(David Goldman/AP)
Media critic

The Atlantic has worked hard to build itself up as a prestigious outlet by showcasing long-form journalism, intellectual depth and rich photography. Who wouldn’t want to work for such a place?

That, apparently, was the thinking behind a scam that leveraged the company’s brand to extract victims’ personal financial information. Those who closely follow the tweets of Atlantic editor Scott Stossel have become aware of the outline: Photographers, for instance, tweeted at Stossel in September with some strange comments and requests. Was he indeed the fellow who’d contacted them about working in some capacity for the Atlantic? No, he wasn’t.

The first inkling about the fraud washed up at the Atlantic in early June, thanks to a phone call to the Atlantic offices from someone who’d been targeted. The activity, however, has picked up steam in recent weeks.
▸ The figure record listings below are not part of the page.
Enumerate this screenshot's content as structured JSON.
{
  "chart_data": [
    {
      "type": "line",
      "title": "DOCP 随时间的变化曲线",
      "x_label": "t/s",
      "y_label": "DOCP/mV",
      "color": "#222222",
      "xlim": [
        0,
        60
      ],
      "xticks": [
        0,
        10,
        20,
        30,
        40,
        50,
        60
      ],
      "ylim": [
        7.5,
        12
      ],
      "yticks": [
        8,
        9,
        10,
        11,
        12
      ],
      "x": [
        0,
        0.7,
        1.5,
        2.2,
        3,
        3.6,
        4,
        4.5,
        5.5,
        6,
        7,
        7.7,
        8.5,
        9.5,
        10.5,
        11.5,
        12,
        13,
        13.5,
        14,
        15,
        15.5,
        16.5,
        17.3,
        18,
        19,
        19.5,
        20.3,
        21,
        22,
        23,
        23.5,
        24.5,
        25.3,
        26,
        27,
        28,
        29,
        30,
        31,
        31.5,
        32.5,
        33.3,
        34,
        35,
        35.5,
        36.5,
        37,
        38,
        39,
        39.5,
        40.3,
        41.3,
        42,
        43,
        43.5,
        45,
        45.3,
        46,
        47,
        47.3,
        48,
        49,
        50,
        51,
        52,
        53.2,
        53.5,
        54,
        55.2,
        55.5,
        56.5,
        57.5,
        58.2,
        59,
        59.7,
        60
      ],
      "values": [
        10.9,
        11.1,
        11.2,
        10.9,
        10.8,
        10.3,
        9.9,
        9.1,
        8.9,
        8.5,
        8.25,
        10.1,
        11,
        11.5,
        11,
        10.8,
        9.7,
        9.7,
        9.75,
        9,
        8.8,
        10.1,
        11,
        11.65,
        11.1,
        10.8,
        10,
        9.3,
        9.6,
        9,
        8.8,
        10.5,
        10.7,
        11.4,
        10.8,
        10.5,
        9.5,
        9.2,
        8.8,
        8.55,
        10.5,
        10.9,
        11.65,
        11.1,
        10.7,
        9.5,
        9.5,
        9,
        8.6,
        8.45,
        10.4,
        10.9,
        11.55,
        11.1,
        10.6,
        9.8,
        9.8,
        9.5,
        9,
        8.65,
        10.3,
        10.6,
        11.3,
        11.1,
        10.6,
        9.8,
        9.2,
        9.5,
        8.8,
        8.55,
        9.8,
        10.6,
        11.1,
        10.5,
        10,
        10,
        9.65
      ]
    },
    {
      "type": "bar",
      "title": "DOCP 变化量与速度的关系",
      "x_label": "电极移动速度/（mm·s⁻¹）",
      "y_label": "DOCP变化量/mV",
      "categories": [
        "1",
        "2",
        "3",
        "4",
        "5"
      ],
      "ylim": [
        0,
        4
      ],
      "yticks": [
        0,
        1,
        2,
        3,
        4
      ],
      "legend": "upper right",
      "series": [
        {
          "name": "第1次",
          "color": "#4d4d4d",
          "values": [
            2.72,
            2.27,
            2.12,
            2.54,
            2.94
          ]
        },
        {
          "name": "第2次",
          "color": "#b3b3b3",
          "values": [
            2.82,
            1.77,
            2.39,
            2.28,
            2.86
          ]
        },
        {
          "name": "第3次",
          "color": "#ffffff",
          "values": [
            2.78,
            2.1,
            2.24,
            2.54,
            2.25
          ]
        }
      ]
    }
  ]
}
The Atlantic, accordingly, was forced to go public Thursday with an extended statement from Atlantic Media general counsel Aretae Wyler. It reads, in part, “Across the last few months, individuals posing as our editors and senior leaders have sent fraudulent job offers to unwitting freelancers or jobseekers looking to work with The Atlantic. The impostors have created numerous misleading email accounts, including gmail addresses in the names of editors, gmail addresses that include the Atlantic’s name (e.g., recruitment.atlanticmagazine@gmail.com), and addresses employing fake domains (e.g., @atlanticmediagroup.net).” The scam’s goal, of course, is to obtain bank and credit card information. “The perpetrators have gone so far as to conduct job interviews by phone and gchat; to require signature on employment agreements, direct deposit, and tax forms,” Wyler notes.

A warning now appears on the site’s “Contact Us” page, offering an email address (FraudAlert@atlanticmedia.com) to report suspicious activity.

A source at the Atlantic tells the Erik Wemple Blog that the scam sought to ensnare photographers, makeup artists (who would presumably assist with photo shoots and videos) and at least one data-entry person. The scammer apparently cut bogus checks to these recruits for various expenses, including, even, money for renting office space. As Wyler points out in the statement, the idea was that the targets of the scheme would cash the advances, “thereby providing the perpetrators with bank account information and/or credit card information.”

Timing is critical to the scam, according to the Atlantic source: After sending a check for expenses — but before it bounces — the scammer contacts the freelancer/recruit and says, “Now we need to set up a flight on my preferred vendor,” and asks for the freelancer’s credit-card information to do so. In investigating this craziness, Atlantic officials have determined that the scammer doesn’t meet the outlet’s standards on language and usage. “Some of the … communications suggest that the person who is being the fake editor — it appears that English is not the person’s first language,” says the source.

Another hint stems from a lack of thoroughness. The data-entry recruit reported to the Atlantic that the scammer set up an interview and asked whether the recruit had experience in data entry. The recruit said not much. “‘Great, you’re hired,'” responded the scammer, in the telling of the Atlantic source.

The Atlantic has engaged law enforcement about the scam, although it’s unclear where that process now rests. Nor is the company certain whether the scam has actually succeeded in prying financial information from its targets. Whatever the case, this is a double slam for victims: Not only do they risk succumbing to financial fraud, but they also feel teased about an exciting professional opportunity.